2012年11月05日
坂口温泉 「小三荘」③
今月から某紙にて、新連載が始まります。
(まだ企業秘密なので、紙名もタイトルも公表できません)
そのため、今日は朝から初取材に行って来ました。
訪ねたのは坂口温泉(旧吉井町) の一軒宿、「小三荘」です。
今年は、3月に朝日新聞の取材で訪れていますから、8ヶ月ぶり2回目の取材となります。

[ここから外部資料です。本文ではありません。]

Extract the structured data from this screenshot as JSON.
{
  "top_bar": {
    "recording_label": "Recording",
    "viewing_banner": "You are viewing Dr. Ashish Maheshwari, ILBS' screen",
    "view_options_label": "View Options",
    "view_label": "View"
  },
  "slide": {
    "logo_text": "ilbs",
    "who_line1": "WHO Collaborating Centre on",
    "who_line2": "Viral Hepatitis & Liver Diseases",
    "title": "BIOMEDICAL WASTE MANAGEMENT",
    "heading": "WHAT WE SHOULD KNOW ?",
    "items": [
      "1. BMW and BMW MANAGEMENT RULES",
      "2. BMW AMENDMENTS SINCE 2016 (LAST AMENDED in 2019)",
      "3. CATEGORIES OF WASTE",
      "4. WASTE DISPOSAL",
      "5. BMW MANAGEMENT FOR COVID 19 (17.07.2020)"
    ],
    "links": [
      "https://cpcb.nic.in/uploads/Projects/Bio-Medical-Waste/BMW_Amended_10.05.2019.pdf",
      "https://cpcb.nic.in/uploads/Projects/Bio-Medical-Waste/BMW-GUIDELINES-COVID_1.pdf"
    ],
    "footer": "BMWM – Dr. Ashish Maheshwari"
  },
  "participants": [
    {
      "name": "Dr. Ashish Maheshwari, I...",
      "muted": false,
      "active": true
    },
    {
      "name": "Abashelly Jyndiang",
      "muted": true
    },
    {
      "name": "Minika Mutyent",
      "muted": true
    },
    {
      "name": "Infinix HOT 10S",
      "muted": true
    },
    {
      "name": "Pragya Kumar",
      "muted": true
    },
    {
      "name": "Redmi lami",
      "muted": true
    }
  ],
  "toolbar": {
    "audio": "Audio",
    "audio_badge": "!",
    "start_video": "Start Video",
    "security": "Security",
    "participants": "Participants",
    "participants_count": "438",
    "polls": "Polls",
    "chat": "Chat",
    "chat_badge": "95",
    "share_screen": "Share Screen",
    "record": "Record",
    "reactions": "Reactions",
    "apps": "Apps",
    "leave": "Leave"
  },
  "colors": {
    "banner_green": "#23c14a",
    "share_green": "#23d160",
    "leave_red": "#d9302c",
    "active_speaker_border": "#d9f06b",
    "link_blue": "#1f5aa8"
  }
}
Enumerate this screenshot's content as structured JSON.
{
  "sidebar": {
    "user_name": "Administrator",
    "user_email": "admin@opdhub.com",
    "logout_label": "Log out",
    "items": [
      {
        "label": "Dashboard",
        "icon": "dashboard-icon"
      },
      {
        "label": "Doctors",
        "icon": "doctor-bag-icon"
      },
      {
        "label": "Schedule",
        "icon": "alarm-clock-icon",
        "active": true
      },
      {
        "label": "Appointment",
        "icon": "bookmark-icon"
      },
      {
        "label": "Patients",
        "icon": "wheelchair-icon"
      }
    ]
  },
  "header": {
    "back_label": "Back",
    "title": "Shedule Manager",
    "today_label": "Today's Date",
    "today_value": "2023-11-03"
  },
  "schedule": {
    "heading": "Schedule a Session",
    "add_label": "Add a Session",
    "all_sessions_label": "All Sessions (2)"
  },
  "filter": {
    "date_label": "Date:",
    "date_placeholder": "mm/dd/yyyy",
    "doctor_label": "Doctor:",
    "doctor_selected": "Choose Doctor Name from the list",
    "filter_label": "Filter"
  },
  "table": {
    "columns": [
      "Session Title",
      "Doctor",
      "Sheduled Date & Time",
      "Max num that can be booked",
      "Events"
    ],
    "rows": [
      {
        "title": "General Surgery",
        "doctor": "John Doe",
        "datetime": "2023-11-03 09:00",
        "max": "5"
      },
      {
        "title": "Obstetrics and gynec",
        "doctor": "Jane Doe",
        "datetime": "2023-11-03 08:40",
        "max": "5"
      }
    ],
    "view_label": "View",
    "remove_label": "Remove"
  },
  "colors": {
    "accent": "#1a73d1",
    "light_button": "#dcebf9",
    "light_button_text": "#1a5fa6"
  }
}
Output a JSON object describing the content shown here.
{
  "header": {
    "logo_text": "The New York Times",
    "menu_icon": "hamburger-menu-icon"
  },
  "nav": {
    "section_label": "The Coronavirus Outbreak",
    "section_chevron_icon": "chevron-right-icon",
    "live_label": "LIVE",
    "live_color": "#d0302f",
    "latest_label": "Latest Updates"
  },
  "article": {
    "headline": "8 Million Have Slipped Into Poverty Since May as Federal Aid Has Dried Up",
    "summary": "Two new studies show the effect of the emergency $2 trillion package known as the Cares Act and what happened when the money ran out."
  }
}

「もう、あんなに大きく出るんですもの、恥ずかしかったわ~」
と女将の山崎照代さんと、4代目主人の孝さんが出迎えてくれました。
確かに、あの記事では、女将さんの写真が大きく掲載されました。
でも、それだけ反響もあったということで、僕のことを恨んでいる様子はありません。
(写真を撮ったのはカメラマンで、記事を組んだのは新聞社の制作スタッフですから、僕に一切の責任はありませんよ)
館内を歩くと、あちらこちらに僕の書いた過去の記事が、ペタペタと貼られています。
うれしいですねぇ~。
これぞ、ライター冥利に尽きるというものです。
しかも、今は無き、廃刊となっている古~い雑誌の記事までが、ちゃんとカラーコピーをラミネート加工して掲示されていました。
僕が、最初に 「小三荘」 を書いた記事です。
思わず、立ち止まって、かつての自分の文章をじっくりと読んでしまいましたよ。
なんだか、照れくさいんですけど、「ああ、僕の温泉ライターへの原点が、ここにあるんだ」 と、ジワ~っと込み上げて来るものがありました。
こんな古い記事を大切にしていただいて、本当にありがとうございます。
「つい、昨日のことだよ」
温泉の効能について、あれこれ話をしているときでした。
ご主人が、こんな話をし出しました。
大阪ナンバーの車が宿の前に止まり、中から初老の男性がポリ容器を持って降りてきて、「どうしても家内に、ここの湯を塗ってあげたいから、源泉を分けてほしい」 と言ったそうです。
もちろん、ご主人は源泉をポリ容器に詰めてあげたといいますが、理由を聞いて、改めて昔より 「薬師の湯」 と呼ばれてきた温泉の素晴らしさ知ったといいます。
この男性は、子供時代を、この近くで育ったといいます。
あせもや湿疹、かぶれなど、皮膚疾患は、ここの湯で治していたことを思い出したそうです。
現在、奥さんが皮膚病を患っていて、医者に通っても一向に良くならないので、坂口温泉のことを思い出して訪ねて来たのだといいます。
これですよ、これっ!
これぞ、開湯300年を誇る群馬を代表する西上州の薬湯パワーです!
その昔、明治時代までは 「塩ノ入鉱泉」 といわれ、別名 「たまご湯」 と呼ばれていました。
塩気があり、トロンと肌にまとわりつく濃厚な浴感から、そう呼ばれていたようです。
かすかに、腐卵臭がすることも、由来かもしませんね。
今日の湯も、相変わらず、トロトロトロ~ンと、あたかもゲル状の乳液のように、まとわり付いてきましたよ。
滅多に撮影中は入浴しないカメラマン氏も、「これこれ、この感触だよね~」 と言って、今日は存分にその浴感を堪能していました。
“西上州に名薬湯あり” ですね。